New sentence was added to the introduction (page 2, line 76-79).

Round 2

Reviewer 3 Report

This is a second round review of the manuscript, written by Yoshifumi Ikeda and colleagues, on the difficult topic of the renin-angiotensin system (RAS) activity in severe heart failure (HF). Based on the careful evaluation of the paper, the previous recommendation was to “reject” the paper. The comments send by the authors do not improve the manuscript in any way suggested by the reviewer. Thus, the previous recommendation is maintained.

Author Response

Thank you so much for great suggestion. However, since this is an observational study as mentioned in our manuscript, we cannot modify to fit an interventional study.

Also our study protocol does not deviate from the guidelines. Page 3, lines 90-93 have been modified to accommodate your indications.

In addition, we found three previous interventional studies about relationship between HF and s(P)RR that could be contrasted with our study, so we changed the references and discussion.

It is a limitation that our study is an observational study rather than interventional study, but we have thought that even this observational study is quite important as a source of contradiction with these studies.

Please confirm the sentence on page 11, line 306-311 and new reference 25, 26 and 27. We have changed the reference number accordingly on page 14-15.

 

This manuscript is a resubmission of an earlier submission. The following is a list of the peer review reports and author responses from that submission.

Round 1

Reviewer 1 Report

Ikeda and colleagues studied the Relationship between soluble (pro)renin receptor and 3  renin activity in patients with severe heart failure and they concluded that s(P)RR was always high and had no correlations with disease state and PRA/PRC in severe HF patients.
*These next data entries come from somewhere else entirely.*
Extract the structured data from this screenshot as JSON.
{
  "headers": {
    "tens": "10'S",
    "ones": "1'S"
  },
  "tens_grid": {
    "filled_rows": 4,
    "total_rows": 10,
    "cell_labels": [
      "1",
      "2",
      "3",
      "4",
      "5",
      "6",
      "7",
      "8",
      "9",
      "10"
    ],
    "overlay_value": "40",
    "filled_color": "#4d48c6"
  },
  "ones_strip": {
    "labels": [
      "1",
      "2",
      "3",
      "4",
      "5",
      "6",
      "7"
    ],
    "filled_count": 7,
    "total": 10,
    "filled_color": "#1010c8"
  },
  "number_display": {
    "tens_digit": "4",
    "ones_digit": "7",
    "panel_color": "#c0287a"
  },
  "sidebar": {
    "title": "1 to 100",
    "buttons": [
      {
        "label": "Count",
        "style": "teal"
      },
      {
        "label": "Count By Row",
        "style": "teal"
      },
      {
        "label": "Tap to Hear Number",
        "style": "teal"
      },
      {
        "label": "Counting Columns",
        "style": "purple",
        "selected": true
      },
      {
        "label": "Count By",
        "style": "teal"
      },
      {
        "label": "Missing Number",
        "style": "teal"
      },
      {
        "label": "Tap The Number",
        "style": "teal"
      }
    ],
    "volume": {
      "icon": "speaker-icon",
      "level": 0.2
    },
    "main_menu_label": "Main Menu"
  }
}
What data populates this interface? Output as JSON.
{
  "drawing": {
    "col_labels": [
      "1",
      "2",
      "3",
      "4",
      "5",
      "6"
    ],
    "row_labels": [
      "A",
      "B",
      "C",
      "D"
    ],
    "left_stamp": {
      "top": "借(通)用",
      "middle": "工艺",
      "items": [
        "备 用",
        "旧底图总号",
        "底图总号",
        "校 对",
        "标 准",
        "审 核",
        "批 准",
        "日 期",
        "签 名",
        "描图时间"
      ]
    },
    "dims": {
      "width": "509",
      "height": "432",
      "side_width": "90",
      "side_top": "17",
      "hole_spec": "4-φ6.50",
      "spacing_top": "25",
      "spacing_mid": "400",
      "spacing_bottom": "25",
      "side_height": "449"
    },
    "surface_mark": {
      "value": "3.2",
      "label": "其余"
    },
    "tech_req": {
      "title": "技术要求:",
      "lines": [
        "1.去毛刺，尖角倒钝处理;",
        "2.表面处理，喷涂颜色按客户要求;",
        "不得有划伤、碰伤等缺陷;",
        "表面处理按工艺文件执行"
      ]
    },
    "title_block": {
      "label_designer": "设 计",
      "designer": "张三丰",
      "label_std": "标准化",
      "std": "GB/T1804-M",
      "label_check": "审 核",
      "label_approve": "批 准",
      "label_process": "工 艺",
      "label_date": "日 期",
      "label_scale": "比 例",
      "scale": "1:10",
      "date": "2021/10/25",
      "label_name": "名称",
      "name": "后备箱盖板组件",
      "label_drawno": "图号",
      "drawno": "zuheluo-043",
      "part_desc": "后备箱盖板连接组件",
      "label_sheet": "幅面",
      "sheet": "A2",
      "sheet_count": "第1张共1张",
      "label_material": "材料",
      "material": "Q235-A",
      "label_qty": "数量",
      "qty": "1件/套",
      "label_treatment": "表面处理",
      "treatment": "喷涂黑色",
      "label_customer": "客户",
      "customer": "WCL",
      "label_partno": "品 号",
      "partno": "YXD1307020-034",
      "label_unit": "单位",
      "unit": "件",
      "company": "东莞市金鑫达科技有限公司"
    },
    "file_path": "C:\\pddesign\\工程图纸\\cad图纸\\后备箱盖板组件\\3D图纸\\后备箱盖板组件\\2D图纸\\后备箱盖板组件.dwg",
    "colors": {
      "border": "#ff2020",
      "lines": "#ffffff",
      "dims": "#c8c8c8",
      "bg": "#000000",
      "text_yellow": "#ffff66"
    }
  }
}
I have following major concern regarding the conclusion of study:

  1. Authors included only 9 NYHA III patients in the study, out of which 2 died during the study period so authors presented the data from remaining 7 patients. From clinical perspective, the sample size is very small to conclude that treatment regime has no effect on s(P)RR in relation to disease state and PRA.
  2. Authors should increase the sample size significantly to conclude the their study as clinically relevant.

Reviewer 2 Report

   The authors investigated if sPRR can be a pathological marker of heart failure by employing patients above NYHA III receiving RAS blockages, beta-blockers and tolvaptan. Although the results indicate that sPRR levels do not reflect the degrees of the disease in the patients, this study provides some valuable findings which will help further studies and facilitate establishment of biomarkers of the disease. However, there are still several concerns which must be appropriately addressed.

Comments

  1. The authors mention that sPRR can activate (pro)renin. Provide a firm rationale for focusing on sPRR as a marker of HF although PRA levels were not altered in the patients during the tested period (12 months). In addition, a published article which demonstrated activation of human (pro)renin by sPRR under in vivo conditions must be cited.
  2. Systemic and local RAS have exhibited sex differences. While this study includes only two female subjects, it would be interesting to evaluate sPRR levels in male and female separately. Likewise, comparisons of the changes in sPRR between younger age (e.g. <80 YO) and older age might be also interesting since incidence of HF and RAS regulation are age-dependent, respectively.
  3. Provide details of method for measurements of PRA and PRC.
  4. The Introduction and Discussion sections are a bit long. Thus, Introduction section can be summarized and shortened by omitting descriptions regarding general backgrounds. Moreover, many background information in the discussion section can be moved to the shortened Introduction section.